Rob hizo un gesto de saludo con la botella de cerveza.
—Pasa a la primera fila de bancos de la clase.
—No es una disculpa —dijo Roger en tono quejumbroso—. Es una maldita explicación.
—Vosotros lo veis desde este punto de vista —dijo Rob—, pero, ¿y él? Conviene que os hagáis esta pregunta. He visto a ese viejo chiflado un par de veces. Él lo verá como el capitán que abandona un barco que se hunde antes de que lo hagan las mujeres y los niños, como la rendición del Álamo, como todos los estereotipos que podáis imaginar. No, yo os diré lo que va a ocurrir, amigos míos —levantó el vaso y bebió despacio—. Creo que una relación muy valiosa y excesivamente breve está a punto de terminar. El viejo Sharp escuchará vuestra propuesta, sacudirá la cabeza y os invitará a marcharos. Con carácter permanente. Y la próxima empresa de Relaciones Públicas la elegirá su hijo, el cual efectuará la elección, basándose en la empresa que, en su opinión, le vaya a dar más libertad para poner en práctica sus descabelladas ideas.
—Tal vez —dijo Roger—. Pero tal vez…
—Tal vez no importe una mierda ni lo uno ni lo otro —dijo Vic con vehemencia—. La única diferencia entre un buen publicitario y un buen vendedor de aceite de serpiente consiste en que un buen publicitario hace el mejor trabajo que puede con el material que tiene a mano… sin rebasar los límites de la honradez. En eso estriba el anuncio. Si él lo rechaza, rechaza también lo mejor que podemos hacer. Y eso es el final. Tout finí.
Aplastó la colilla de su cigarrillo y a punto estuvo de derramar la botella medio llena de cerveza de Roger. Le estaban temblando las manos.

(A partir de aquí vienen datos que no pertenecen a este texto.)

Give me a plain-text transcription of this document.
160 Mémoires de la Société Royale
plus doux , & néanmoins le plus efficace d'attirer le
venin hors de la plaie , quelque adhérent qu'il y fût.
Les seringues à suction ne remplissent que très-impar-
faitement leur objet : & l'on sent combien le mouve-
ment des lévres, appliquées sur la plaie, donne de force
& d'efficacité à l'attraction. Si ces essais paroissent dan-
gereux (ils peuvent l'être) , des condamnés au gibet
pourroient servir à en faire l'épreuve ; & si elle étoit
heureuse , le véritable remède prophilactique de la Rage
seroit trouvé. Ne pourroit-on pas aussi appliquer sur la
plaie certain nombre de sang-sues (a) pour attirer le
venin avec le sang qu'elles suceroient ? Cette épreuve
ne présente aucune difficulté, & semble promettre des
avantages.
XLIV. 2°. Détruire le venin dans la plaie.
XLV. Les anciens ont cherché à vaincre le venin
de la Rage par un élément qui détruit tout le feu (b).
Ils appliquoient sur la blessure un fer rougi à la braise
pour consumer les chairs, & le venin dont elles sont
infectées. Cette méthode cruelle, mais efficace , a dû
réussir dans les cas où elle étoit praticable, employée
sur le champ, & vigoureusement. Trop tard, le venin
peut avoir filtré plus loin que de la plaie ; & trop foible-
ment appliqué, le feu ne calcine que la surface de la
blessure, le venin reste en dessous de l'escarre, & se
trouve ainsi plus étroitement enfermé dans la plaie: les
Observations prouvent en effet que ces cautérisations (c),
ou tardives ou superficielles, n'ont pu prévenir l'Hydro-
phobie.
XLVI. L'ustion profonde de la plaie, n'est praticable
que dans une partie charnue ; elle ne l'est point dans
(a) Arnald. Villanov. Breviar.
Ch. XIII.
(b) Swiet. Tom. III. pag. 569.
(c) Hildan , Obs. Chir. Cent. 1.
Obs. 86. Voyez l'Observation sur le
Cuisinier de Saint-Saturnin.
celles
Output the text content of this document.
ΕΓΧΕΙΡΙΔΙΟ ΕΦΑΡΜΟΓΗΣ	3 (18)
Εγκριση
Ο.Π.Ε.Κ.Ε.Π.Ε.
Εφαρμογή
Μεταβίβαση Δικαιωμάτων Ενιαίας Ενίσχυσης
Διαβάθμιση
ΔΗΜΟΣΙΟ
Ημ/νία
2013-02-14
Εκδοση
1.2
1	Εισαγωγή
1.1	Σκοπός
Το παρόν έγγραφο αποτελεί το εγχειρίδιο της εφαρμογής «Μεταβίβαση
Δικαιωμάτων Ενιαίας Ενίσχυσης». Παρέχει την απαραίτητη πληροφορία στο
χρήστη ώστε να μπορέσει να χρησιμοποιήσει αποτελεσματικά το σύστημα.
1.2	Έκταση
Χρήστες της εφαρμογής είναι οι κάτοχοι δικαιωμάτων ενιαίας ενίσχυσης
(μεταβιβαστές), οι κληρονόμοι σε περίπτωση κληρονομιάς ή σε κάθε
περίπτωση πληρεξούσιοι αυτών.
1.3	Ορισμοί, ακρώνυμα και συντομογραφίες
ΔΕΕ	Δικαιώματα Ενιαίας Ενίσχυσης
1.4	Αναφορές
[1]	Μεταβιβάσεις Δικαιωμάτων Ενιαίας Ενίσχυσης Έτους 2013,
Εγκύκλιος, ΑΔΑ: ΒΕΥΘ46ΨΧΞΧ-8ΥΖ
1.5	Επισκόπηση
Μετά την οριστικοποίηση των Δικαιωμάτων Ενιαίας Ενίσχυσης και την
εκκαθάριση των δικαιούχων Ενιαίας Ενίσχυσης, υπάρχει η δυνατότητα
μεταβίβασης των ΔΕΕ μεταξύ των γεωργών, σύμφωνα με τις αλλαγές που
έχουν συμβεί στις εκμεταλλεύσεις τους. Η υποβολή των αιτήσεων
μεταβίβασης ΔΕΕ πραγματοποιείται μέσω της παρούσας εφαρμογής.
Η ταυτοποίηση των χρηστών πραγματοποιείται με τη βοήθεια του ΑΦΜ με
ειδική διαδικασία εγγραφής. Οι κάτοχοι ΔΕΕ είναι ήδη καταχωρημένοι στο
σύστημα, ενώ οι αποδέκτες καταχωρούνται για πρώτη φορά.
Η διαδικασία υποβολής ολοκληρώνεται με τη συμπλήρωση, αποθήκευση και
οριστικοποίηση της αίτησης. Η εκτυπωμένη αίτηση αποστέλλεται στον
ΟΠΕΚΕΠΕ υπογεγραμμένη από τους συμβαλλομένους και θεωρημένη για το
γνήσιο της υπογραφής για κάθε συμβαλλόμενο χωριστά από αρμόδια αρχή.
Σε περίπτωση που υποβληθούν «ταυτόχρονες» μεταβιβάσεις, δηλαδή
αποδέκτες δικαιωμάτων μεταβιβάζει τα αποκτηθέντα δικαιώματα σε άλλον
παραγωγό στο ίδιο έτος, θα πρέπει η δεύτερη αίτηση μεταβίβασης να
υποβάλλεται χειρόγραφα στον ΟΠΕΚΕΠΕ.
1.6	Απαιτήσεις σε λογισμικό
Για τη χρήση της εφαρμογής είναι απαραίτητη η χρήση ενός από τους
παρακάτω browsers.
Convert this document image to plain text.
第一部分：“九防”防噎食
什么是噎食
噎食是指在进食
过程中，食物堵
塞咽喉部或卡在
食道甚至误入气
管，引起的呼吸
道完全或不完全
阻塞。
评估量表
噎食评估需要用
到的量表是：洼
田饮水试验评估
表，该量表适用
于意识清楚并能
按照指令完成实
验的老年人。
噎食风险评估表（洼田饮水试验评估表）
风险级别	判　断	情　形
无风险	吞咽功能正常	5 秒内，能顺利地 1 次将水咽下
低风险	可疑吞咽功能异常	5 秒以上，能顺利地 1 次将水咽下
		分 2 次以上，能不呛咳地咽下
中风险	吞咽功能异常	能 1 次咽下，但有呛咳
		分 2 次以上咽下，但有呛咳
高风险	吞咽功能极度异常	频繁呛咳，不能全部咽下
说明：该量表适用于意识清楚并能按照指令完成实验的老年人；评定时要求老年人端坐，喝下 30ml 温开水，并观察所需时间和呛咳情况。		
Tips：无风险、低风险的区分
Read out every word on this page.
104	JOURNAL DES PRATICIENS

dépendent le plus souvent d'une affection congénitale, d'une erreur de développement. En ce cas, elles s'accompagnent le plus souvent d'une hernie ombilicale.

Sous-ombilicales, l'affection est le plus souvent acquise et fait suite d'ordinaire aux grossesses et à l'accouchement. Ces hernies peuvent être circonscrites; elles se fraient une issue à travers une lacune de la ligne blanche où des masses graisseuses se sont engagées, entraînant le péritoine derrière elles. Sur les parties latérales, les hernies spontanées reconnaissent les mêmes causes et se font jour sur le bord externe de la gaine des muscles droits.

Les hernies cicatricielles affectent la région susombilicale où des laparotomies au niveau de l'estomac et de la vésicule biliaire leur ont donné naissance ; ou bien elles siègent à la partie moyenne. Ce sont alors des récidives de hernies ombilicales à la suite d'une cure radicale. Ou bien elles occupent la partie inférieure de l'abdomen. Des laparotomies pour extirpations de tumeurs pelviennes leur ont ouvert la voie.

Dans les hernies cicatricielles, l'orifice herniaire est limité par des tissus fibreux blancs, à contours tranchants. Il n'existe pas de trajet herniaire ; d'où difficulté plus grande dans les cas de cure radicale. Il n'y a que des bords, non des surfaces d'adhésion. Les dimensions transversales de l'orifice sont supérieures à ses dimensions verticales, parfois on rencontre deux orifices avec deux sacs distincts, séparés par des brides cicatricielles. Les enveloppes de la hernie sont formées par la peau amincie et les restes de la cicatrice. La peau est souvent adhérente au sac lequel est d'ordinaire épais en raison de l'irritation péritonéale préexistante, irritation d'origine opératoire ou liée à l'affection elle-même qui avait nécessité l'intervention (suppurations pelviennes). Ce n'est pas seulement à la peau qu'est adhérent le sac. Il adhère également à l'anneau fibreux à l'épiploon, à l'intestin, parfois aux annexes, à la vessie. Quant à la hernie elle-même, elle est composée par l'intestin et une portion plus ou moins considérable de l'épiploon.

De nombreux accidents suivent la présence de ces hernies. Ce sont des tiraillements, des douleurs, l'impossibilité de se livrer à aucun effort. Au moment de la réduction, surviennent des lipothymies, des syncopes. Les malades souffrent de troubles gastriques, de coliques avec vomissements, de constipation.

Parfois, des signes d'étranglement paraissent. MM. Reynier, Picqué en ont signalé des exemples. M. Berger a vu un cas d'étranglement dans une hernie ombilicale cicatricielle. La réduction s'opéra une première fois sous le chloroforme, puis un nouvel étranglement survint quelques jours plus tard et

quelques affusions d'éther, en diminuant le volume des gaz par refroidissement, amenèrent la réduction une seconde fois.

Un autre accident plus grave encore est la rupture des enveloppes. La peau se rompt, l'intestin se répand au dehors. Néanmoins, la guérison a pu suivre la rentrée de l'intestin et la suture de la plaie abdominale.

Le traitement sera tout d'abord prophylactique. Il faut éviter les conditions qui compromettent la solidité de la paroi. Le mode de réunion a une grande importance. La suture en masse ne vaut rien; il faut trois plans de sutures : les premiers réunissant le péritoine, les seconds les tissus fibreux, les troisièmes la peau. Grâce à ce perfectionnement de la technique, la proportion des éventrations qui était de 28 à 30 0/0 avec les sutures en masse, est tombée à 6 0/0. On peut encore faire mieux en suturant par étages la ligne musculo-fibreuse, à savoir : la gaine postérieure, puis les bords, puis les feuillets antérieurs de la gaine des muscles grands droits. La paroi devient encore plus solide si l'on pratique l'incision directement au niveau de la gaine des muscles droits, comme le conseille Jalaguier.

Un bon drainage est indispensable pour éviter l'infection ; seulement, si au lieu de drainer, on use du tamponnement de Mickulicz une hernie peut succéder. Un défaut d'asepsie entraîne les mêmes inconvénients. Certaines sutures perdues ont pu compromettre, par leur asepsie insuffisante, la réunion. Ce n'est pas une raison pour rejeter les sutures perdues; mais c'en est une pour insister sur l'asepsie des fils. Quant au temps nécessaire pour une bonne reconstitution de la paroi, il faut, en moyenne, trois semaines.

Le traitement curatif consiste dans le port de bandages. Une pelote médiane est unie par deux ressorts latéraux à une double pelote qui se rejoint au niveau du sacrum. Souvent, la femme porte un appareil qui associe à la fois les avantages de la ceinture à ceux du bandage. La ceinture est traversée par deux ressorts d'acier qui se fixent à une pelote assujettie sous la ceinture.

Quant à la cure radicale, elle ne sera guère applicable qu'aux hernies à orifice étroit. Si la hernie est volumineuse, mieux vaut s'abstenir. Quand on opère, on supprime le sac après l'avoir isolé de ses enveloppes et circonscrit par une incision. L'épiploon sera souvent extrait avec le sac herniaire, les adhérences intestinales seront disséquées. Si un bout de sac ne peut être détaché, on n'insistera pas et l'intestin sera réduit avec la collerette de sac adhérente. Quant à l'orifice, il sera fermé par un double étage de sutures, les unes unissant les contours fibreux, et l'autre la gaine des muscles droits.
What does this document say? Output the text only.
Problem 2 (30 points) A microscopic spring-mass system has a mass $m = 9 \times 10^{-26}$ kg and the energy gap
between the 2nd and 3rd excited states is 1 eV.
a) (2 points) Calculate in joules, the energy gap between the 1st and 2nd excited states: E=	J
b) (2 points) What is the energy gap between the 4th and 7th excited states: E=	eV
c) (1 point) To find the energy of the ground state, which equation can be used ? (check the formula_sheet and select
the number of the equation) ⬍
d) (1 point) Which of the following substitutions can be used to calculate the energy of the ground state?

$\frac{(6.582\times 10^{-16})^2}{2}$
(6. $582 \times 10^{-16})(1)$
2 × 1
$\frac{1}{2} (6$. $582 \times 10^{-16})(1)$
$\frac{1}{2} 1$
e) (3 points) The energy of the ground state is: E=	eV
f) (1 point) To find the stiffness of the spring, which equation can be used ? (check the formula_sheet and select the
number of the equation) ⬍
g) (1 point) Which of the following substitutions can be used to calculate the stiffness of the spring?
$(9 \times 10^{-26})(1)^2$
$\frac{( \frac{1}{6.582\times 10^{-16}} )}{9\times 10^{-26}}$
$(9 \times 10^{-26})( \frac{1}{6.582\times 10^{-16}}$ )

—Beberé por eso —dijo Rob, asintiendo mientras levantaba el vaso—. Un brindis, señores.
Vic y Roger levantaron sus vasos.
Rob pensó un momento y después dijo:
—Que las cosas salgan bien, incluso contra todo pronóstico.
—Amén —dijo Roger.
Juntaron los vasos y bebieron. Mientras terminaba la cerveza, Vic se sorprendió a sí mismo pensando de nuevo en Donna y Tad.